Asos has good Q1 despite lockdowns, can now pay back furlough grants
Asos offered further evidence of the strength of online operators on Wednesday when it said the four months to June 30 (P3) saw retail sales rising 10% to £983.3 million. That was less than the 17% rise in the 10 months to the same date, but covering a period of unprecedented economic disruption, it was a strong result.
The fashion e-tail giant said that UK retail sales dipped 1% to £329.1 million and the US was down 2% to £124,9 million. But the EU rose 20% to £328 million and the Rest of World unit rose 19% to £201.2 million. Overall, international retail sales rose 15%.
During the period, the company was hampered by social distancing protocols as it kept working through the lockdown, but it clearly coped reasonably well. And it said it saw “a steady improvement throughout the period, reflecting increasing warehouse capacity, underlying improvement in demand and a beneficial returns profile”.
Yet while volume growth was 15%, the average selling price was down, hurt “by lockdown product mix and limited demand for occasion wear”. The business had adapted fast to refocus its product mix, but growth in popular lockdown categories was “held back by availability given health and safety measures implemented across our product supply chain”.
However, in those circumstances, and given the enormous hit to consumer confidence that the pandemic delivered, that 1% fall in UK retail sales looked like a good result.

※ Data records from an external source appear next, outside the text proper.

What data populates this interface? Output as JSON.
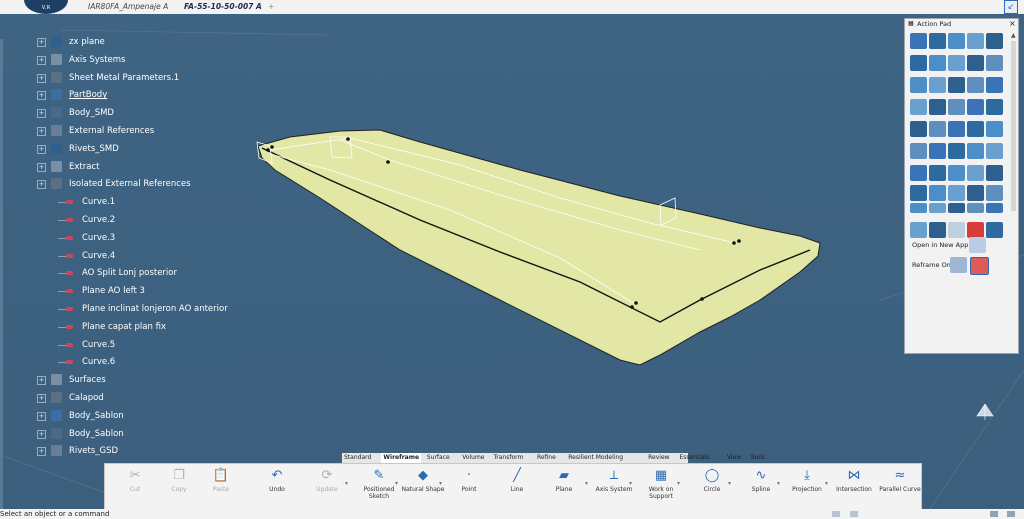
{
  "window": {
    "logo_text": "V,R",
    "tabs": [
      {
        "label": "IAR80FA_Ampenaje A"
      },
      {
        "label": "FA-55-10-50-007 A"
      }
    ],
    "add_tab": "+"
  },
  "tree": {
    "items": [
      {
        "label": "zx plane",
        "level": 1
      },
      {
        "label": "Axis Systems",
        "level": 1
      },
      {
        "label": "Sheet Metal Parameters.1",
        "level": 1
      },
      {
        "label": "PartBody",
        "level": 1
      },
      {
        "label": "Body_SMD",
        "level": 1
      },
      {
        "label": "External References",
        "level": 1
      },
      {
        "label": "Rivets_SMD",
        "level": 1
      },
      {
        "label": "Extract",
        "level": 1
      },
      {
        "label": "Isolated External References",
        "level": 1
      },
      {
        "label": "Curve.1",
        "level": 2
      },
      {
        "label": "Curve.2",
        "level": 2
      },
      {
        "label": "Curve.3",
        "level": 2
      },
      {
        "label": "Curve.4",
        "level": 2
      },
      {
        "label": "AO Split Lonj posterior",
        "level": 2
      },
      {
        "label": "Plane AO left 3",
        "level": 2
      },
      {
        "label": "Plane inclinat lonjeron AO anterior",
        "level": 2
      },
      {
        "label": "Plane capat plan fix",
        "level": 2
      },
      {
        "label": "Curve.5",
        "level": 2
      },
      {
        "label": "Curve.6",
        "level": 2
      },
      {
        "label": "Surfaces",
        "level": 1
      },
      {
        "label": "Calapod",
        "level": 1
      },
      {
        "label": "Body_Sablon",
        "level": 1
      },
      {
        "label": "Body_Sablon",
        "level": 1
      },
      {
        "label": "Rivets_GSD",
        "level": 1
      }
    ]
  },
  "action_pad": {
    "title": "Action Pad",
    "close": "×",
    "open_in_new_app": "Open in New App",
    "reframe_on": "Reframe On"
  },
  "workbench_tabs": [
    "Standard",
    "Wireframe",
    "Surface",
    "Volume",
    "Transform",
    "Refine",
    "Resilient Modeling",
    "Review",
    "Essentials",
    "View",
    "Tools"
  ],
  "active_tab": "Wireframe",
  "toolbar": {
    "tools": [
      {
        "label": "Cut",
        "icon": "scissors-icon",
        "disabled": true
      },
      {
        "label": "Copy",
        "icon": "copy-icon",
        "disabled": true
      },
      {
        "label": "Paste",
        "icon": "paste-icon",
        "disabled": true
      },
      {
        "label": "Undo",
        "icon": "undo-icon",
        "disabled": false
      },
      {
        "label": "Update",
        "icon": "update-icon",
        "disabled": true
      },
      {
        "label": "Positioned Sketch",
        "icon": "sketch-icon",
        "disabled": false
      },
      {
        "label": "Natural Shape",
        "icon": "natural-shape-icon",
        "disabled": false
      },
      {
        "label": "Point",
        "icon": "point-icon",
        "disabled": false
      },
      {
        "label": "Line",
        "icon": "line-icon",
        "disabled": false
      },
      {
        "label": "Plane",
        "icon": "plane-icon",
        "disabled": false
      },
      {
        "label": "Axis System",
        "icon": "axis-system-icon",
        "disabled": false
      },
      {
        "label": "Work on Support",
        "icon": "grid-icon",
        "disabled": false
      },
      {
        "label": "Circle",
        "icon": "circle-icon",
        "disabled": false
      },
      {
        "label": "Spline",
        "icon": "spline-icon",
        "disabled": false
      },
      {
        "label": "Projection",
        "icon": "projection-icon",
        "disabled": false
      },
      {
        "label": "Intersection",
        "icon": "intersection-icon",
        "disabled": false
      },
      {
        "label": "Parallel Curve",
        "icon": "parallel-curve-icon",
        "disabled": false
      }
    ]
  },
  "status": {
    "text": "Select an object or a command"
  },
  "colors": {
    "background": "#3d617f",
    "surface": "#e2e7a5",
    "accent": "#2b6bb3"
  }
}
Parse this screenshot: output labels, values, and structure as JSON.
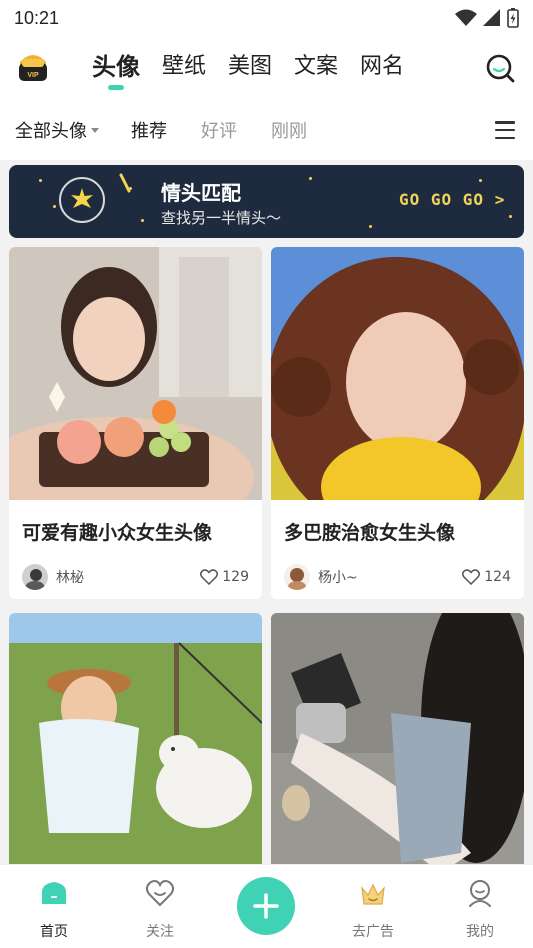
{
  "status_bar": {
    "time": "10:21"
  },
  "top_nav": {
    "vip_logo_text": "VIP",
    "tabs": [
      {
        "label": "头像",
        "active": true
      },
      {
        "label": "壁纸"
      },
      {
        "label": "美图"
      },
      {
        "label": "文案"
      },
      {
        "label": "网名"
      }
    ]
  },
  "sub_nav": {
    "all_label": "全部头像",
    "items": [
      "推荐",
      "好评",
      "刚刚"
    ]
  },
  "banner": {
    "title": "情头匹配",
    "subtitle": "查找另一半情头～",
    "cta": "GO GO GO >"
  },
  "cards": [
    {
      "title": "可爱有趣小众女生头像",
      "user": "林柲",
      "likes": "129"
    },
    {
      "title": "多巴胺治愈女生头像",
      "user": "杨小~",
      "likes": "124"
    },
    {
      "title": "",
      "user": "",
      "likes": ""
    },
    {
      "title": "",
      "user": "",
      "likes": ""
    }
  ],
  "bottom_nav": {
    "items": [
      {
        "label": "首页",
        "icon": "home-icon",
        "active": true
      },
      {
        "label": "关注",
        "icon": "heart-icon"
      },
      {
        "label": "",
        "icon": "plus-icon"
      },
      {
        "label": "去广告",
        "icon": "crown-icon"
      },
      {
        "label": "我的",
        "icon": "profile-icon"
      }
    ]
  },
  "colors": {
    "accent": "#3fd2b5",
    "banner_bg": "#1e2a3d",
    "banner_cta": "#f1d25a"
  }
}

And it saw its active customer base increasing to 23 million, up 16% year on year, “with particularly strong growth in new international customers”.
Also good news is the more recent recovery in the EU and ROW reflecting lockdown easing in key countries.
And while the firm said its gross margin fell 70bps, it talked of “improved profitability and cash generation”. That should help it do the right thing and avoid some of the criticism that has headed the way of some companies. As its business gets back on track, the company said its previously claimed furlough support from the UK government is “to be repaid".
So what does it expect for the future? “Against the backdrop of continued social distancing, ongoing restrictions of events and an uncertain economic outlook for our 20-something customers, we remain cautious on the short-to-medium-term outlook on demand,” it explained.
But FY20 pre-tax profit should be “towards the top end of market expectations”.
CEO Nick Beighton said it's "been a tough time for all businesses, but we have remained focused on doing the right thing for our people and our customers and making sure that we emerge from the current crisis as a stronger and better organisation.
“Our performance in P3 shows that we are delivering against this aim despite the tough economic and social backdrop. We have learnt a lot and adapted quickly. While we remain cautious about the consumer impact of Covid-19 looking forward, we are on track to deliver strong year-on-year profit growth and to return to positive free-cash-flow for the full year.”